Après avoir expliqué pourquoi les pauvres votent à droite, l’essayiste américain Thomas Frank analyse, dans un nouveau livre, pourquoi les riches votent aujourd’hui à gauche.
Son livre bouleversera ceux que désole l’affadissement chaque année aggravé du Parti socialiste, tant la métamorphose de la gauche américaine offre d’analogies avec ce qui est advenu simultanément en France. Au XXIe siècle, donc, les pauvres votent à droite et les riches votent à gauche? Si la perversion se lit dans l’inversion, alors nos démocraties sont perverties. Mais comment en sommes-nous arrivés là ?
Thomas Frank raconte l’échec des démocrates américains, lesquels se proclamaient encore dans les années 1970 «le parti du peuple contre celui de la haute naissance». Un demi-siècle plus tard, ouvriers et classes populaires ont déserté le parti de Franklin Roosevelt et de William Bryan, lequel œuvre désormais à aider toujours plus ceux qui n’en ont pas besoin – inversion, là encore.

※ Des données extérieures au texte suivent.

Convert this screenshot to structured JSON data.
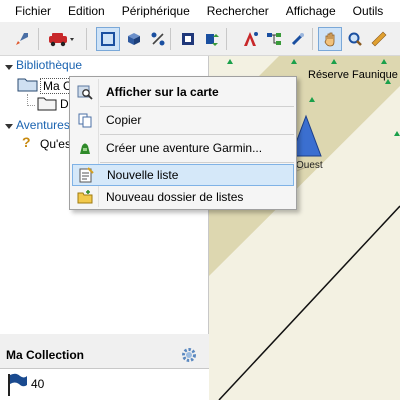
{
  "menubar": {
    "items": [
      "Fichier",
      "Edition",
      "Périphérique",
      "Rechercher",
      "Affichage",
      "Outils"
    ]
  },
  "tree": {
    "library_label": "Bibliothèque",
    "collection_label": "Ma Co",
    "folder_label": "D",
    "adventures_label": "Aventures",
    "question_label": "Qu'es"
  },
  "collection": {
    "title": "Ma Collection",
    "count": "40"
  },
  "map": {
    "place_label": "Réserve Faunique I",
    "marker_label": "Ouest"
  },
  "context_menu": {
    "items": [
      {
        "label": "Afficher sur la carte",
        "icon": "map-search-icon"
      },
      {
        "label": "Copier",
        "icon": "copy-icon"
      },
      {
        "label": "Créer une aventure Garmin...",
        "icon": "garmin-adventure-icon"
      },
      {
        "label": "Nouvelle liste",
        "icon": "new-list-icon"
      },
      {
        "label": "Nouveau dossier de listes",
        "icon": "new-folder-icon"
      }
    ],
    "highlighted": "Nouvelle liste"
  },
  "colors": {
    "link_blue": "#1a63b0",
    "highlight": "#d5e8f9",
    "map_bg": "#f3f1e2",
    "map_band": "#ddd7b0"
  }
}
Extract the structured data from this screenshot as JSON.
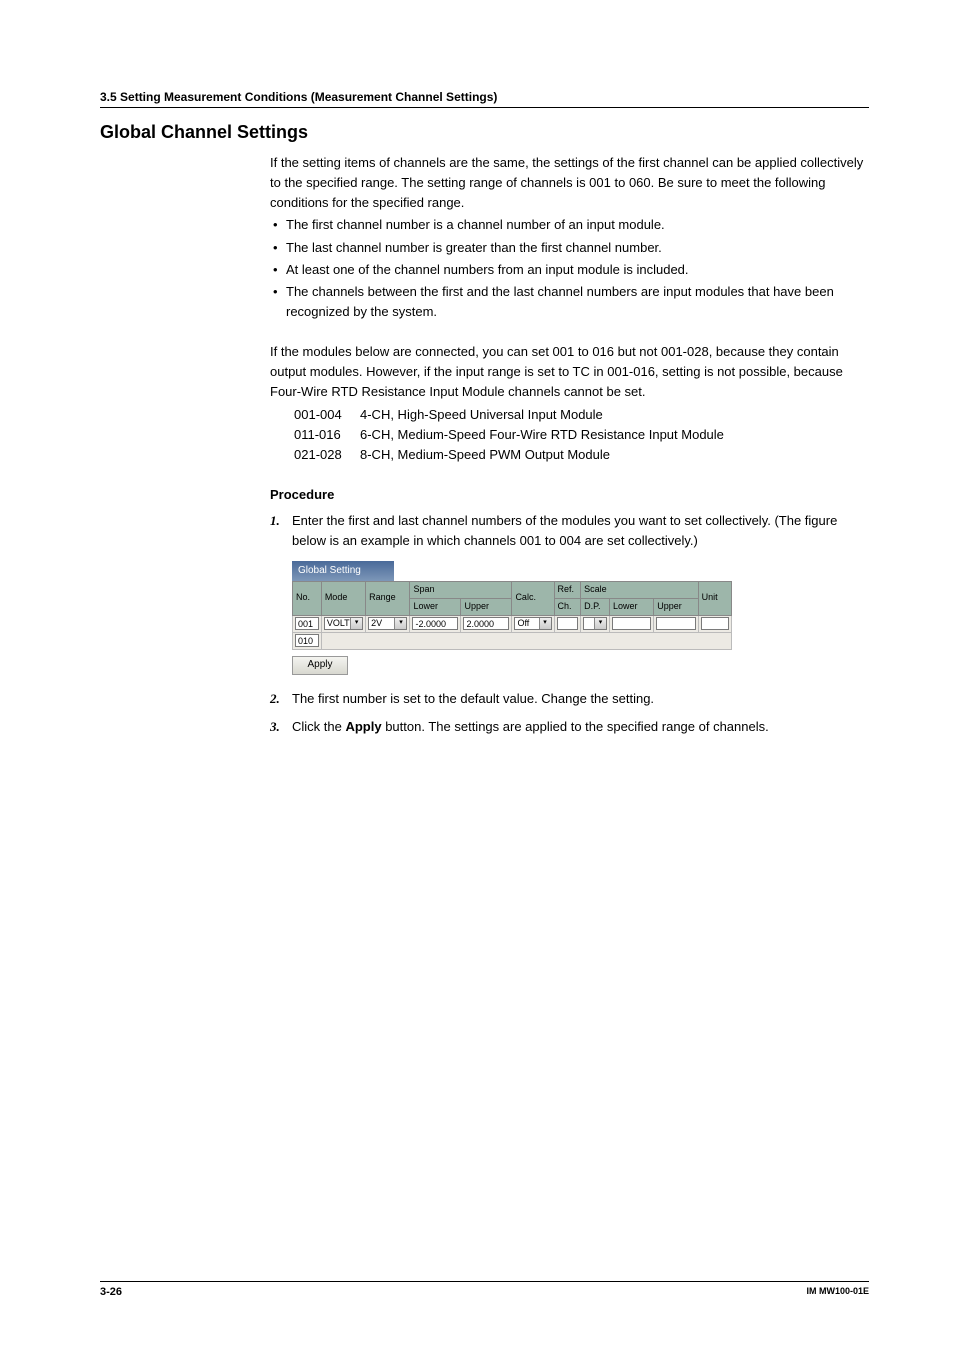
{
  "breadcrumb": "3.5  Setting Measurement Conditions (Measurement Channel Settings)",
  "heading": "Global Channel Settings",
  "intro": [
    "If the setting items of channels are the same, the settings of the first channel can be applied collectively to the specified range. The setting range of channels is 001 to 060. Be sure to meet the following conditions for the specified range."
  ],
  "conditions": [
    "The first channel number is a channel number of an input module.",
    "The last channel number is greater than the first channel number.",
    "At least one of the channel numbers from an input module is included.",
    "The channels between the first and the last channel numbers are input modules that have been recognized by the system."
  ],
  "note": "If the modules below are connected, you can set 001 to 016 but not 001-028, because they contain output modules. However, if the input range is set to TC in 001-016, setting is not possible, because Four-Wire RTD Resistance Input Module channels cannot be set.",
  "modules": [
    {
      "range": "001-004",
      "desc": "4-CH, High-Speed Universal Input Module"
    },
    {
      "range": "011-016",
      "desc": "6-CH, Medium-Speed Four-Wire RTD Resistance Input Module"
    },
    {
      "range": "021-028",
      "desc": "8-CH, Medium-Speed PWM Output Module"
    }
  ],
  "procedure_label": "Procedure",
  "steps": {
    "s1": "Enter the first and last channel numbers of the modules you want to set collectively. (The figure below is an example in which channels 001 to 004 are set collectively.)",
    "s2": "The first number is set to the default value. Change the setting.",
    "s3_prefix": "Click the ",
    "s3_bold": "Apply",
    "s3_suffix": " button. The settings are applied to the specified range of channels."
  },
  "ui": {
    "title": "Global Setting",
    "headers": {
      "no": "No.",
      "mode": "Mode",
      "range": "Range",
      "span": "Span",
      "span_lower": "Lower",
      "span_upper": "Upper",
      "calc": "Calc.",
      "ref": "Ref.",
      "ref2": "Ch.",
      "scale": "Scale",
      "scale_dp": "D.P.",
      "scale_lower": "Lower",
      "scale_upper": "Upper",
      "unit": "Unit"
    },
    "row1": {
      "no": "001",
      "mode": "VOLT",
      "range": "2V",
      "lower": "-2.0000",
      "upper": "2.0000",
      "calc": "Off",
      "ref": "",
      "dp": "",
      "s_lower": "",
      "s_upper": "",
      "unit": ""
    },
    "row2": {
      "no": "010"
    },
    "apply": "Apply"
  },
  "footer": {
    "left": "3-26",
    "right": "IM MW100-01E"
  }
}
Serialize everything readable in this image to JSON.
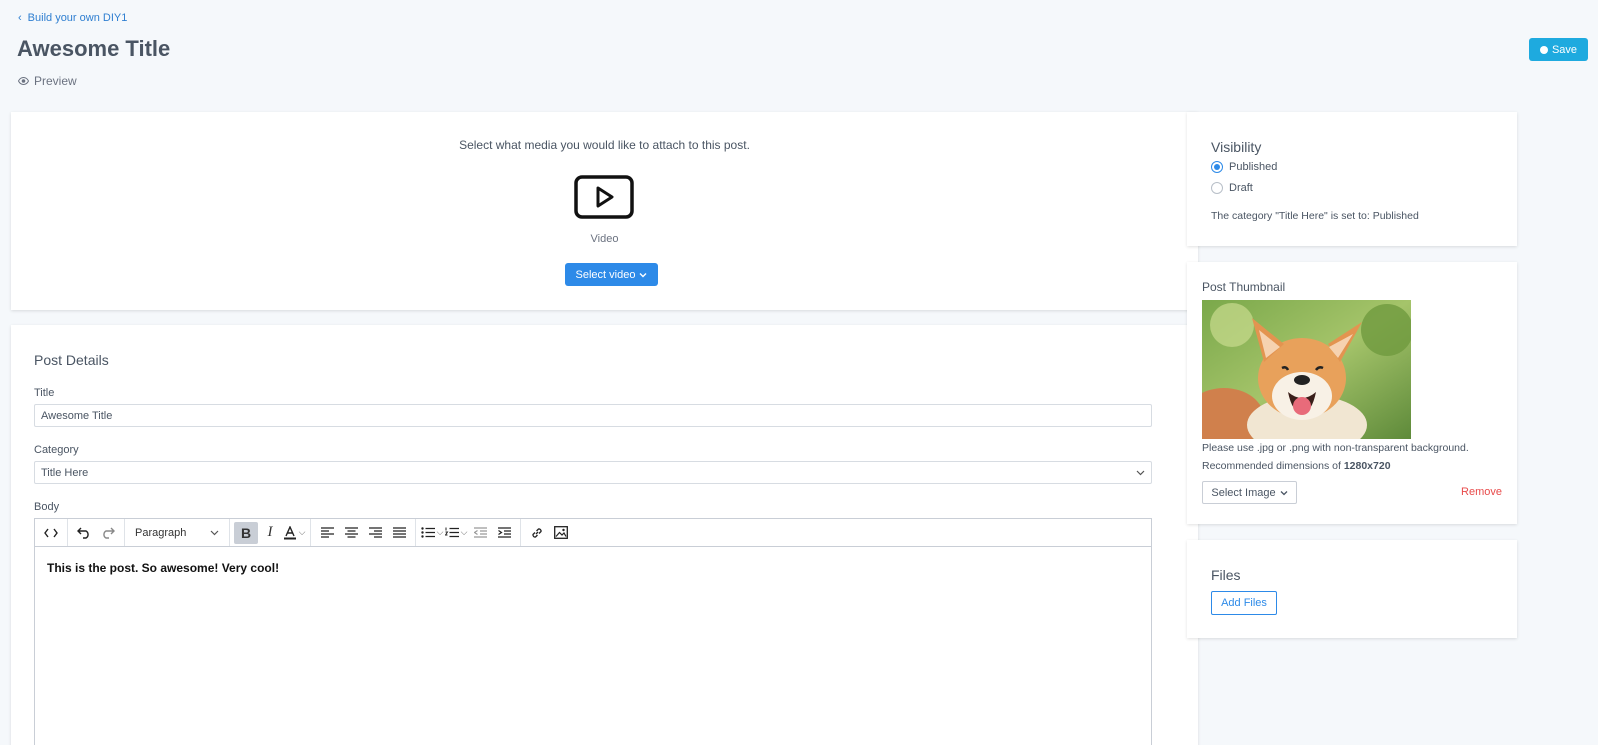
{
  "header": {
    "back_label": "Build your own DIY1",
    "title": "Awesome Title",
    "preview_label": "Preview",
    "save_label": "Save"
  },
  "media": {
    "prompt": "Select what media you would like to attach to this post.",
    "video_label": "Video",
    "select_video_label": "Select video"
  },
  "post_details": {
    "section_title": "Post Details",
    "title_label": "Title",
    "title_value": "Awesome Title",
    "category_label": "Category",
    "category_value": "Title Here",
    "body_label": "Body",
    "paragraph_select": "Paragraph",
    "body_text": "This is the post. So awesome! Very cool!"
  },
  "visibility": {
    "section_title": "Visibility",
    "options": [
      {
        "label": "Published",
        "checked": true
      },
      {
        "label": "Draft",
        "checked": false
      }
    ],
    "note": "The category \"Title Here\" is set to: Published"
  },
  "thumbnail": {
    "section_title": "Post Thumbnail",
    "help_line1": "Please use .jpg or .png with non-transparent background.",
    "help_line2_prefix": "Recommended dimensions of ",
    "help_line2_value": "1280x720",
    "select_image_label": "Select Image",
    "remove_label": "Remove"
  },
  "files": {
    "section_title": "Files",
    "add_files_label": "Add Files"
  },
  "icons": {
    "back": "chevron-left-icon",
    "preview": "eye-icon",
    "save": "circle-icon",
    "video": "play-icon",
    "dropdown": "chevron-down-icon"
  },
  "colors": {
    "accent": "#2d8ae8",
    "save": "#1eaadf",
    "danger": "#e84a4a",
    "background": "#f5f8fb"
  }
}
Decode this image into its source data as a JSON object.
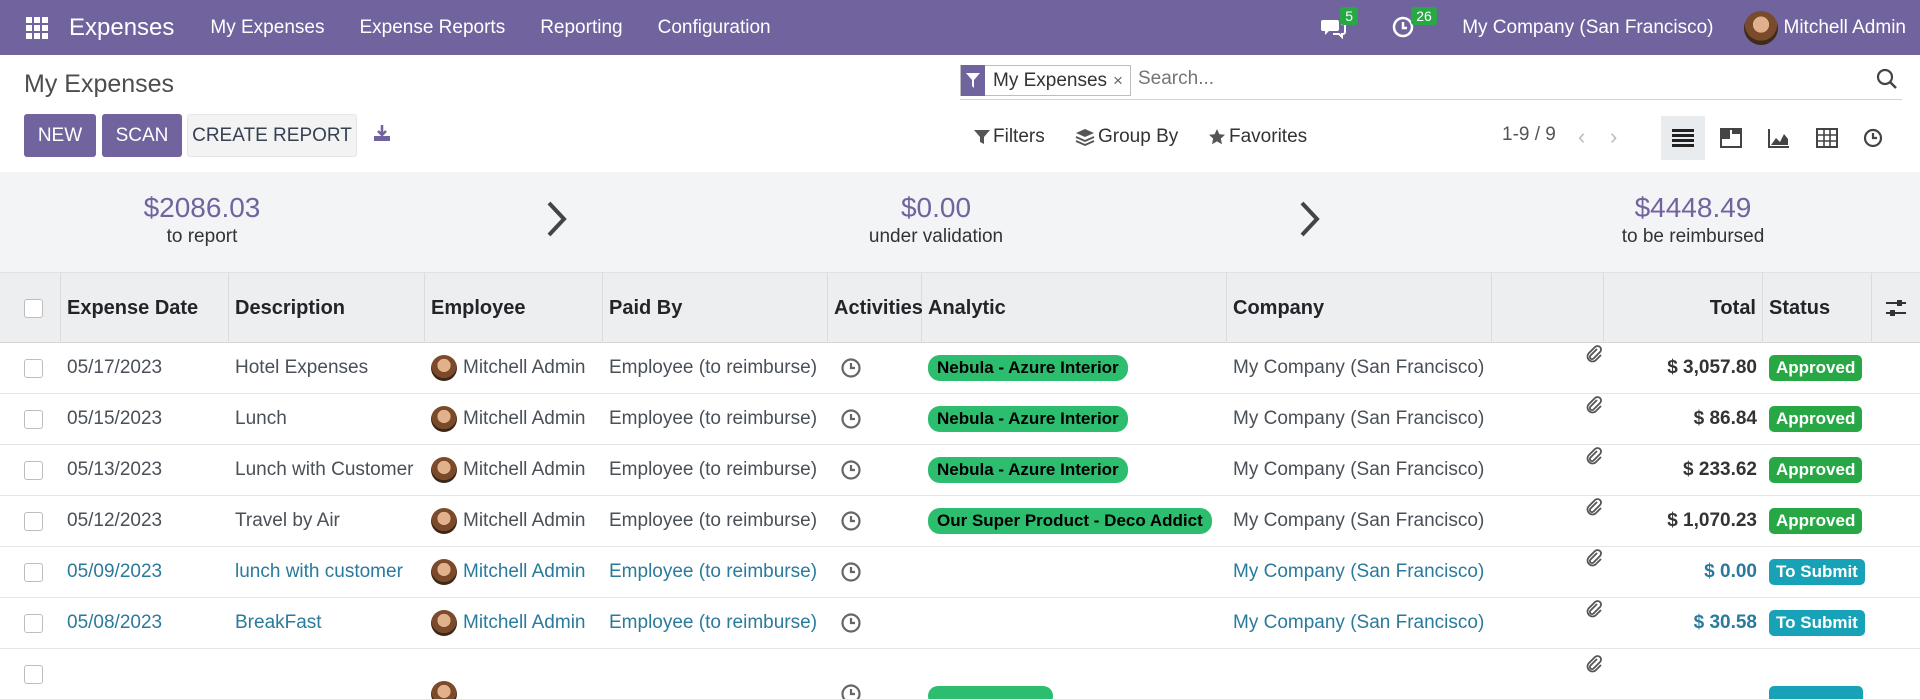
{
  "navbar": {
    "app_name": "Expenses",
    "menu": [
      "My Expenses",
      "Expense Reports",
      "Reporting",
      "Configuration"
    ],
    "messages_count": "5",
    "activities_count": "26",
    "company": "My Company (San Francisco)",
    "user": "Mitchell Admin"
  },
  "control": {
    "breadcrumb": "My Expenses",
    "new_label": "NEW",
    "scan_label": "SCAN",
    "create_report_label": "CREATE REPORT",
    "facet_label": "My Expenses",
    "facet_remove": "×",
    "search_placeholder": "Search...",
    "filters_label": "Filters",
    "groupby_label": "Group By",
    "favorites_label": "Favorites",
    "pager": "1-9 / 9",
    "pager_prev": "‹",
    "pager_next": "›"
  },
  "stats": [
    {
      "value": "$2086.03",
      "label": "to report"
    },
    {
      "value": "$0.00",
      "label": "under validation"
    },
    {
      "value": "$4448.49",
      "label": "to be reimbursed"
    }
  ],
  "table": {
    "headers": {
      "date": "Expense Date",
      "description": "Description",
      "employee": "Employee",
      "paid_by": "Paid By",
      "activities": "Activities",
      "analytic": "Analytic",
      "company": "Company",
      "total": "Total",
      "status": "Status"
    },
    "rows": [
      {
        "date": "05/17/2023",
        "description": "Hotel Expenses",
        "employee": "Mitchell Admin",
        "paid_by": "Employee (to reimburse)",
        "analytic": "Nebula - Azure Interior",
        "company": "My Company (San Francisco)",
        "total": "$ 3,057.80",
        "status": "Approved"
      },
      {
        "date": "05/15/2023",
        "description": "Lunch",
        "employee": "Mitchell Admin",
        "paid_by": "Employee (to reimburse)",
        "analytic": "Nebula - Azure Interior",
        "company": "My Company (San Francisco)",
        "total": "$ 86.84",
        "status": "Approved"
      },
      {
        "date": "05/13/2023",
        "description": "Lunch with Customer",
        "employee": "Mitchell Admin",
        "paid_by": "Employee (to reimburse)",
        "analytic": "Nebula - Azure Interior",
        "company": "My Company (San Francisco)",
        "total": "$ 233.62",
        "status": "Approved"
      },
      {
        "date": "05/12/2023",
        "description": "Travel by Air",
        "employee": "Mitchell Admin",
        "paid_by": "Employee (to reimburse)",
        "analytic": "Our Super Product - Deco Addict",
        "company": "My Company (San Francisco)",
        "total": "$ 1,070.23",
        "status": "Approved"
      },
      {
        "date": "05/09/2023",
        "description": "lunch with customer",
        "employee": "Mitchell Admin",
        "paid_by": "Employee (to reimburse)",
        "analytic": "",
        "company": "My Company (San Francisco)",
        "total": "$ 0.00",
        "status": "To Submit"
      },
      {
        "date": "05/08/2023",
        "description": "BreakFast",
        "employee": "Mitchell Admin",
        "paid_by": "Employee (to reimburse)",
        "analytic": "",
        "company": "My Company (San Francisco)",
        "total": "$ 30.58",
        "status": "To Submit"
      },
      {
        "date": "",
        "description": "",
        "employee": "",
        "paid_by": "",
        "analytic": "",
        "company": "",
        "total": "",
        "status": ""
      }
    ]
  },
  "colors": {
    "brand": "#71639e",
    "approved": "#28a745",
    "to_submit": "#17a2b8",
    "analytic_tag": "#2dbd6e"
  }
}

Même Barack Obama, incarnation d’un Roosevelt revival et d’un nouveau rêve pour le peuple d’Amérique, Obama devant lequel le monde entier a versé la nuit de son élection, le 20 janvier 2009, des larmes de joie et d’incrédulité, le prometteur Obama a échoué. […]
A bien des égards, on croirait lire quarante ans de l’histoire du socialisme français. En France en 2018, ceux qui défendent les idées classiques du socialisme passent souvent pour des «gauchistes», et l’étiquette n’est guère flatteuse. A se demander si, en France comme en Amérique, ce n’est pas un phénomène qu’on croyait réservé au marché immobilier qui abîme le socialisme: la gentrification.